"I the Lord cannot look upon sin with the least degree of allowance"
Schools and workplaces sometimes have explicit "zero tolerance" policies for certain kinds of misbehavior they find most egregious. In the academic setting, this most often refers to drugs or violence. The idea is that infractions in these areas aren't matters for explaining yourself to authorities who have discretion as to whether or not and to what degree to apply a penalty. Instead, they are a "you do the crime, you do the time" concept where the penalty is applied automatically no matter how light or "first time" your drug use was, or how justified or defensive your violence was. More broadly, the policies are designed to remove all doubt from all members of the affected community that there is no acceptable reason for the infraction. And they are also popular because the administrators don't need to engage in the messy business of moral judgment--they can just be blind to anyone's reasons, the context of the event, and the prevailing moral baseline of the community, and still come off as supporting high standards of behavior. It's using neutrality as cover for moral relativity.
As the moral law-giver Himself, the Lord doesn't fall into the category of moral relativist in the slightest. This verse casts Him as the embodiment of the opposite: moral absolutism.
But be careful to judge only as He does with respect to two implications: 1. Tolerance and allowance are different concepts; 2. Sins are not the same things as mistakes.
1. I know of now other Christian denomination that declares such bold doctrines as to suggest that God is capable of certain behaviors that would result in His immediate cessation of being God. That there are principles superordinate to the Supreme Being. In order for God to be God, He must be a God of justice, and perfectly so. If He is merely an arbitrary Being whose commands are rooted in whim, not reason, then obedience to Him is purposeless. But because He has a purpose, and it has been revealed, all of His laws have a design serving that purpose: our happiness. Purpose, design, and justice are all inherent principles of our creation.
And so is judgment day.
The principle of accountability for our choices in this mortal life is as immutable as God's just character.
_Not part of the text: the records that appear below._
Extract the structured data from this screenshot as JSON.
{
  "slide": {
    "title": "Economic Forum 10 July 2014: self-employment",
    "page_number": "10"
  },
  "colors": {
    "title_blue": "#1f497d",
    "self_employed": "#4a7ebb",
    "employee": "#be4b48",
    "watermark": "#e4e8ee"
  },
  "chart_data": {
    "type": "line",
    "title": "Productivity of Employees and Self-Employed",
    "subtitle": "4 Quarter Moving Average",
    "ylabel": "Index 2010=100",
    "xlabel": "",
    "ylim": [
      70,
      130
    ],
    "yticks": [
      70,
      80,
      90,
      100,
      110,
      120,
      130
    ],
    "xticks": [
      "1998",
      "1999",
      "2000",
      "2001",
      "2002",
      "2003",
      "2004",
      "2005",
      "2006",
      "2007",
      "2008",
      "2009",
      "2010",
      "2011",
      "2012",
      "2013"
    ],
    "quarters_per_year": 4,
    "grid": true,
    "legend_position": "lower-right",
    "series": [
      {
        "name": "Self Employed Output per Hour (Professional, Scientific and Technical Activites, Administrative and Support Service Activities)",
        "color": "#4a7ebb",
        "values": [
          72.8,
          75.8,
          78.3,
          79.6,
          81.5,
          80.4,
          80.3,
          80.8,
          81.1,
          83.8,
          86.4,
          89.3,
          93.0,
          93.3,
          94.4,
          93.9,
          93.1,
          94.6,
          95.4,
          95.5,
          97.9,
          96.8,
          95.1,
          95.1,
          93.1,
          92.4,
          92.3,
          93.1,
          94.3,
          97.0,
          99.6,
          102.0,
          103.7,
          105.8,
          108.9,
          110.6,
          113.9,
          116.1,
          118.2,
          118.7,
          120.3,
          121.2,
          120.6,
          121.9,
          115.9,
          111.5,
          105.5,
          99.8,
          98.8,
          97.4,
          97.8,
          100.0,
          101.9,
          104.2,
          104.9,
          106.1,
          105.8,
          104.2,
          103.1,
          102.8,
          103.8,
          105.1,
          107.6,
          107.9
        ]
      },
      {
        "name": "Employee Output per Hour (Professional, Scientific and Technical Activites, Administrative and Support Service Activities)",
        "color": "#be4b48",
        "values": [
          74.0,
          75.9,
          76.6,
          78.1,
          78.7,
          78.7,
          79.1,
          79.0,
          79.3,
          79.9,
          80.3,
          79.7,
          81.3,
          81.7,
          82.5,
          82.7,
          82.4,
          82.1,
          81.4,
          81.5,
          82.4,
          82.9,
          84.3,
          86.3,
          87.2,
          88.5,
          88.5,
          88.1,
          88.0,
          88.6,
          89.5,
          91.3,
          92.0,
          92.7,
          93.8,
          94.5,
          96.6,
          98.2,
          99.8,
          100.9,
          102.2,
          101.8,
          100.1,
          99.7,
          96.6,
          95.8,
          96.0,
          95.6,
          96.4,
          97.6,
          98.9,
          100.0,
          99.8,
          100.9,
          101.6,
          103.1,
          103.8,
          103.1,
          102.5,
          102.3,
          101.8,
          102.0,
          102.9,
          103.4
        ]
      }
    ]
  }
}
No matter how small, no matter how justified we think we are, no matter our weakness or the other guy's bad character, we will all have no excuse one day. No excuse, but perhaps a covering. If we repent, the Savior will take upon Himself our guilt no matter how excuse-free our guilt is. His merciful grace is our Good News.
Until then, however, mortality definitely still is a space where sin is tolerated--only temporarily, of course, but this fallen world with sin and sin's consequences in it is part of what makes the space a worthy test.
God doesn't allow sin, we do. And His promise and design is that this temporary allowance teach us in the here and now what is and what is not tolerable. Until it stops, and we are left either covered or convicted.
2. God has a will, and the more we surrender ours to His, the better we grow and benefit. He directs individuals sometimes in very detailed ways. But when it comes to public pronouncements of His will, He chooses authorized voices--prophets--and gives them commandments. Being under commandment and failing to obey is sin. Knowing the commandment and choosing to disobey it is sin. Is one more condemnable for its active and rebellious nature and another less for its passive nature, and for the weak nature of those who fail to obey it? Maybe, but none of it will be excused, which is to say that all of it will prevent our celestial happiness.
But there are tons of choices we can make that don't fall under the obedience versus disobedience to God rubric, and yet can have serious consequences for us. These are mistakes. These aren't what God is judging, so we shouldn't either. God looks upon weakness differently than He looks upon rebellion. And He looks upon mistakes differently than sins.